Well for starters, over the last two years Loyola has been “negotiating” with the non-tenure track (NTT) and adjunct faculty union, represented by SEIU Local 73, regarding enhancing and stabilizing job security, pay raises, and working conditions. More recently, there was a campus policing/racial mishap that saw campus security officers poorly handle and escalate a situation (ironically enough outside a basketball game) that involved Loyola students being detained. While these two issues are the ones receiving the most attention, in just the last few years Loyola has seen other contentious issues arise such as:

This is quite the juxtaposition with the puff pieces that have been written and filmed about Loyola in the last two weeks that extol the institutions commitment to social justice, the great things students and faculty are doing in city, and of course Sister Jean.

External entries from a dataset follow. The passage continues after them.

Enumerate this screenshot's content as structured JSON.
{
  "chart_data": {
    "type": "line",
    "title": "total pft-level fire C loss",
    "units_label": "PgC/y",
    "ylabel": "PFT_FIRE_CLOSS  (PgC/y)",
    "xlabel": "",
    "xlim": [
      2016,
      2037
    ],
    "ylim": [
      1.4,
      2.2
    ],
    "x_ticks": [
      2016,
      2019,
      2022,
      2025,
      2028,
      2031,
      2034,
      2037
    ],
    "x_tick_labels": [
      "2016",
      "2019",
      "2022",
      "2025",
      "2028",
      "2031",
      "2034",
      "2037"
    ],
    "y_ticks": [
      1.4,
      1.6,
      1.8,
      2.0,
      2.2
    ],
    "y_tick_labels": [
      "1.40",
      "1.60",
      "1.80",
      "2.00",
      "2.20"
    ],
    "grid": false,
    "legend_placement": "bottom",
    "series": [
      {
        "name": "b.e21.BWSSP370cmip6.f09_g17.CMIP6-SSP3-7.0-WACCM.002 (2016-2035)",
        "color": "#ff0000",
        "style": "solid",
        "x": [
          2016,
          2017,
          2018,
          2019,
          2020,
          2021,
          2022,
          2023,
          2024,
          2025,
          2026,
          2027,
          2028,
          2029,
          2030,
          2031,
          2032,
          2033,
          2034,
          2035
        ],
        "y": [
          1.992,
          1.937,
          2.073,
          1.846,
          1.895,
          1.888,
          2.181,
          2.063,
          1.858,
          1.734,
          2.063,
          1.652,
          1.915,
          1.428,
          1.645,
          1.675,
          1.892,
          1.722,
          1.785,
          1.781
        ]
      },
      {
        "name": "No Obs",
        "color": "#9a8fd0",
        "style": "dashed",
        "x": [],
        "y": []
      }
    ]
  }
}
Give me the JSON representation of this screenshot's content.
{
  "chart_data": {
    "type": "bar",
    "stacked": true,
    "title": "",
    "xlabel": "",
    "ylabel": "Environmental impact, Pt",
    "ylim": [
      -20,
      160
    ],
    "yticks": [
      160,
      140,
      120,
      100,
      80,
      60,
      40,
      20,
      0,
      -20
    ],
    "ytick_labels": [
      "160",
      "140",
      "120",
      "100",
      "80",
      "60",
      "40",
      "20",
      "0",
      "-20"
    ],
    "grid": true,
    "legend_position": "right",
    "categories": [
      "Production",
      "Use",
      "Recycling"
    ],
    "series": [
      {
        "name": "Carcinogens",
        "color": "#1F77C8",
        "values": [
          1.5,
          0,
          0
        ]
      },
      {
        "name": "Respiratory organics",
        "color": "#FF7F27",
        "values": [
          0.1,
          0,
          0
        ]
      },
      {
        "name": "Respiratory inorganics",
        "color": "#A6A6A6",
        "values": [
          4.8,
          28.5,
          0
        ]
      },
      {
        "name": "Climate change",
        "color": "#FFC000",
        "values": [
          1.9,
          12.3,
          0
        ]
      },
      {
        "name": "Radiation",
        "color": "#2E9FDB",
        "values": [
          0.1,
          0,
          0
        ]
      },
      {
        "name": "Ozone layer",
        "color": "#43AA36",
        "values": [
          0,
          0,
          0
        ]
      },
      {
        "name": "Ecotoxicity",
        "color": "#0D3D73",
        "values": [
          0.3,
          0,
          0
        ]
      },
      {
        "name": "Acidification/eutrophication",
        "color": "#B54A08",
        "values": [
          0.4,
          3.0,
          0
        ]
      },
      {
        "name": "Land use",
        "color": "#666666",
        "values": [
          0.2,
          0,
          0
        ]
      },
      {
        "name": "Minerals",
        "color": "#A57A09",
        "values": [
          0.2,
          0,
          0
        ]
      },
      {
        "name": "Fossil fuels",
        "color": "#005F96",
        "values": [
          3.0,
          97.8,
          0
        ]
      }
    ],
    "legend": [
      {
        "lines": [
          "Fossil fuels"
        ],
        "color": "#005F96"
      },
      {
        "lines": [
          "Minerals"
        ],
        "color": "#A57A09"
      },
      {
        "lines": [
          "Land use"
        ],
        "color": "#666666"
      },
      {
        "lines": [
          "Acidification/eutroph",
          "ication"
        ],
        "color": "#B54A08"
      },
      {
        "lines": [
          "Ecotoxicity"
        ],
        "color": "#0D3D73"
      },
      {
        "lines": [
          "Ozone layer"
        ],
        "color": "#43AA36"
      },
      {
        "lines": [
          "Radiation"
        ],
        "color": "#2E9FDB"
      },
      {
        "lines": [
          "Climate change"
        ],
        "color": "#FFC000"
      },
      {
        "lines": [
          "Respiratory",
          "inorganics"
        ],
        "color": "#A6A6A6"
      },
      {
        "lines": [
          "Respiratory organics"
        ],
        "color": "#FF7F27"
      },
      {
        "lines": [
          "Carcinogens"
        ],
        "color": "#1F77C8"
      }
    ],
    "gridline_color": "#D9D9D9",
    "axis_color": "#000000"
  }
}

Even as someone who purports to study institutions of higher education, the ability for one institution to be such a contradiction blows my mind. We’ve seen record incoming first-year classes, while letting vacant staff positions remain unfilled. We hired our first lay, female-identified president, while ignoring, at best,issues of reproductive justice. We opened a first-of-its kind community college, while seeing enrollments of students of color stagnate at the 4-year campus.

 

As a person responsible for crafting learning experiences for graduate students who will go on to work in similarly complex higher education organizations, I’ve racked my brain on how to keep my posture as an educator relative to my own personal and political stances on these topics.

So as my colleagues in the College of Arts and Sciences prepare to strike and protest in a few hours (#TimesUpLoyola) and as students plan to walk-out of their courses and to state their demands (#NotMyLoyola) to the institution. As both the LUC administration and NTT/Adjunct Union call each other out for lacking a commitment to students and co-opt the language of social justice – here I sit, trying to deal with the pit in my stomach.

I’m convinced, I think, that the tension I feel is due to the fact that for a person who is supposed to, in the least, know how to get to the answers and explanations regarding dynamics in higher education, I have so many questions:

Do I stand in solidarity with these groups? Is this “my fight” to get involved with? What about all the other NTT/Adjunct faculty across the university, why aren’t they in the union? Why are both sides sending me propaganda emails invoking things like the Koch Brothers and Poison Pills or framing well-intentioned faculty members as neglecting their students and commitments. Why do I feel so disconnected from these issues, especially the undergraduate student concerns?

I’ve known nothing but turmoil as I come to the end of my second year at Loyola. This is the stuff they don’t and can’t teach you in a doctoral program. I know that I could be somewhere else and write the same thing. So, herein lies my sense that this messiness is probably just the new normal for LUC, which is just a symbolic and parallel trend of all of higher education. If the administration meets the union’s demands, then what’s stopping other NTT/Adjunct faculty from seeking the same package and how does LUC continue to afford that arrangement given rising health care costs and pressure to reign in tuition increases? If the Union strike continues what harm does it do to the institution’s reputation and ability to attract students and cultivate relationships with alumni.

Furthermore, if students don’t feel like their voices are heard by the institution, what does that do to their efficacy and trust in social institutions or their ability to learn and grow into productive members of the community?

With all that and no easy answers, I’m just left feeling drained and exhausted. No one wins and more fitting, everyone loses. Our March Madness has given way to April showers right on cue and the forecast doesn’t look great for Loyola or higher education.